Ausgabe 3

In dieser Ausgabe: Karlijn Langendijk spielt Chick Corea, Noten von Ladislav Pazdera, das Album der Ausgabe von Stelios Kyriakidis, Know How mit Ingo Reddemann und Musik von den Omar Massa & Jerzy Chwastyk

Hey!

Wow, wir sind wirklich begeistert, wie viele Menschen bereits jetzt diesen Newsletter lesen. Und das zur “erst” dritten Ausgabe. Vielen Dank für deinen Support.

Zentrales Thema in dieser Ausgabe des New Classical Guitar Newsletters: Rhythmus und Timing. Ein Chick-Corea-Arrangement von Karlijn Langendijk ist unser Video der Woche und Ladislav Pazdera versorgt uns mit einem tollen Stück für Gitarrenduo zum Download. Danach wird es filmreif – mit Stelios Kyriakidis bei unserem Album der Woche. Den klassischen Schlagzeuger und Pop-Produzenten Ingo Reddemann befragen wir über Rhythmus und Timing und zu guter Letzt stürzen wir uns in unserer Kategorie “Gitarre und…” in die wunderbare Welt des Tangos. Denn auch hier spielt Rhythmus eine zentrale Rolle.

Viel Spaß beim Lesen!
Stefan & Willi

YOUTUBE-FUND DER AUSGABE
Karlijn Langendijk spielt Chick Corea

Chick Corea sollte vielen ein Begriff sein. Eine Ikone des zeitgenössischen Jazz, sowohl als Pianist als auch als Komponist. Wir finden es immer wieder spannend und gewagt zugleich, Musik von solchen Größen auf der Gitarre zum Klingen zu bringen.

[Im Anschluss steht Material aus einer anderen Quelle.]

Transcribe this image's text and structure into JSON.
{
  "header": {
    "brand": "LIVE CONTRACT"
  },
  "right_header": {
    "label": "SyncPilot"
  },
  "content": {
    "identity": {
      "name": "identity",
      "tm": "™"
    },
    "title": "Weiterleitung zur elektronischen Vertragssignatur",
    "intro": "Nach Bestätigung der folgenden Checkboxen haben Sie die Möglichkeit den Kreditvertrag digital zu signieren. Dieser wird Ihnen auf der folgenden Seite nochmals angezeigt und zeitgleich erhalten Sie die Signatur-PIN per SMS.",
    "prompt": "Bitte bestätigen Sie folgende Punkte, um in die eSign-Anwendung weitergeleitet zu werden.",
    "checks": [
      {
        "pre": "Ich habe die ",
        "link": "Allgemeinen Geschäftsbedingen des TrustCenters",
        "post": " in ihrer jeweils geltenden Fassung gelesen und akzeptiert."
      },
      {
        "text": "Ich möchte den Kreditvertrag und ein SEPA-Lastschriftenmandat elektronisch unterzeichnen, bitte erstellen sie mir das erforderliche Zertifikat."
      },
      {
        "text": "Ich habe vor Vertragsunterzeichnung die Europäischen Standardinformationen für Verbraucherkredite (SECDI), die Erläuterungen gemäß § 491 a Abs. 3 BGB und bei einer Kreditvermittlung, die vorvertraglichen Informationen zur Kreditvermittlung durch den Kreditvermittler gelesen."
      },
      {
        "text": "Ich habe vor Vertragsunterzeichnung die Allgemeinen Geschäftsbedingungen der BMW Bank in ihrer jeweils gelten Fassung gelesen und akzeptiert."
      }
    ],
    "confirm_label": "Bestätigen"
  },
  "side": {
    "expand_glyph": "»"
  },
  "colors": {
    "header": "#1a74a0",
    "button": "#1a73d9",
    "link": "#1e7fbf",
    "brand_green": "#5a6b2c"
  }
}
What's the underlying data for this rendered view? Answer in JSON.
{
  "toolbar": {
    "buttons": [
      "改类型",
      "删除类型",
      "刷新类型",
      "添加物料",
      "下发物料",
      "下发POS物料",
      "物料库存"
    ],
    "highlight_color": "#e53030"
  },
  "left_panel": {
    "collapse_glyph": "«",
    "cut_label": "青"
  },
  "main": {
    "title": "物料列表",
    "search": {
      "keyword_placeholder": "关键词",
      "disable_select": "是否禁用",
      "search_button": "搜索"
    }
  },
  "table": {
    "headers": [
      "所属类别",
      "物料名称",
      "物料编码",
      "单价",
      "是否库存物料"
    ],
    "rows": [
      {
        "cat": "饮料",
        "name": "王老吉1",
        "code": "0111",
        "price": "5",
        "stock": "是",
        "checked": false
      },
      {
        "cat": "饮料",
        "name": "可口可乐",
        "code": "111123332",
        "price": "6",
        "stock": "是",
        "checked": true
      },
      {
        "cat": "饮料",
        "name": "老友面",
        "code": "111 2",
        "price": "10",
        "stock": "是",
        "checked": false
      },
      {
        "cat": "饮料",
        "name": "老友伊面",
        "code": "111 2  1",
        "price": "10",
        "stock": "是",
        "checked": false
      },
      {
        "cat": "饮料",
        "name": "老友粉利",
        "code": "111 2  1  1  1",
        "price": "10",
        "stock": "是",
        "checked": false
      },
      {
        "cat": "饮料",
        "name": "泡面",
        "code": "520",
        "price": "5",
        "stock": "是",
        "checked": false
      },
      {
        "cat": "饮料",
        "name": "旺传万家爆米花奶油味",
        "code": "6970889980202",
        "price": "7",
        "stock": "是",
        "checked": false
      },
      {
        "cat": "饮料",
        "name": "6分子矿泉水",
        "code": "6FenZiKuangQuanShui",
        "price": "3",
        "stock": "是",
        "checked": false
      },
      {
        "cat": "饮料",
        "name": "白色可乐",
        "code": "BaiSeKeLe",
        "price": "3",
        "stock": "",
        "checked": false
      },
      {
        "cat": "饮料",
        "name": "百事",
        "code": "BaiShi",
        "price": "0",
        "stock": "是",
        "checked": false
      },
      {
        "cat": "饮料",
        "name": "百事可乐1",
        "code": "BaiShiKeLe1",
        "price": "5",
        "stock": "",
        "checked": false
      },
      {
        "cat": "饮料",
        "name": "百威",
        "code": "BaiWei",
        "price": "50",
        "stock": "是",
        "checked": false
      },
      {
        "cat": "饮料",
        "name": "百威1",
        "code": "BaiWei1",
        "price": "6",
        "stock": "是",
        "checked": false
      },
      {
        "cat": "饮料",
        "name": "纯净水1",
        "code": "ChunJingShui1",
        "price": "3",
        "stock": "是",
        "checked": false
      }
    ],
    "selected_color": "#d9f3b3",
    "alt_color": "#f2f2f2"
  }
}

Es ist und bleibt eine Gratwanderung, komplexe und vielschichtige Kompositionen, die nie für Gitarre gedacht waren, auf unser Instrument zu übersetzen.  Und umso schöner, wenn der Plan so aufgeht wie in diesem Fund der Woche. 

Karlijn Langendijk bringt Amando’s Rhumba von Chick Corea mit einem bis ins Detail gefeilten Arrangement auf die Saiten, differenziert und höchst geschmackvoll gespielt. Der “Lost Place” als Videolocation trifft natürlich unseren Berliner Geschmack und passt sehr gut zur Stimmung des Rhumba. Im Zusammenspiel mit den verschiedenen Spielpositionen – meist stehend, mal cool angelehnt eine groovige Bassline, etwas verträumt schaukelnd auf einem funky “Schaukelreifen” zum kurzen Runterkommen – bekommen sowohl Musik als auch Video das gewisse Sahnehäubchen aufgesetzt. Macht wirklich Spaß, das Video zu sehen und dem coolen Arrangement von Karlijn zu lauschen.

Hier erfahrt ihr mehr über Karlijn: karlijnlangendijk.com

NOTEN
Ladislav Pazdera – Shifting Sands

Wie in jeder Ausgabe möchten wir auch heute wieder ein tolles Stück zum kostenlosen Download in Notenform präsentieren. Ladislav Pazdera taucht immer wieder in verschiedenen Konstellationen als Interpret, Arrangeur und Komponist in der Gitarrenwelt auf. Mal im Duo mit Karlijn Langendijk, mal ein Feature mit Claire Besson oder Reentko Dirks. Zuletzt erschien 2023 ein Soloalbum namens „Chiaroscuro“ von ihm. Wir freuen uns, hier einen Teil seiner neuesten Komposition „Shifting Sands“ für Gitarrenduo vorzustellen.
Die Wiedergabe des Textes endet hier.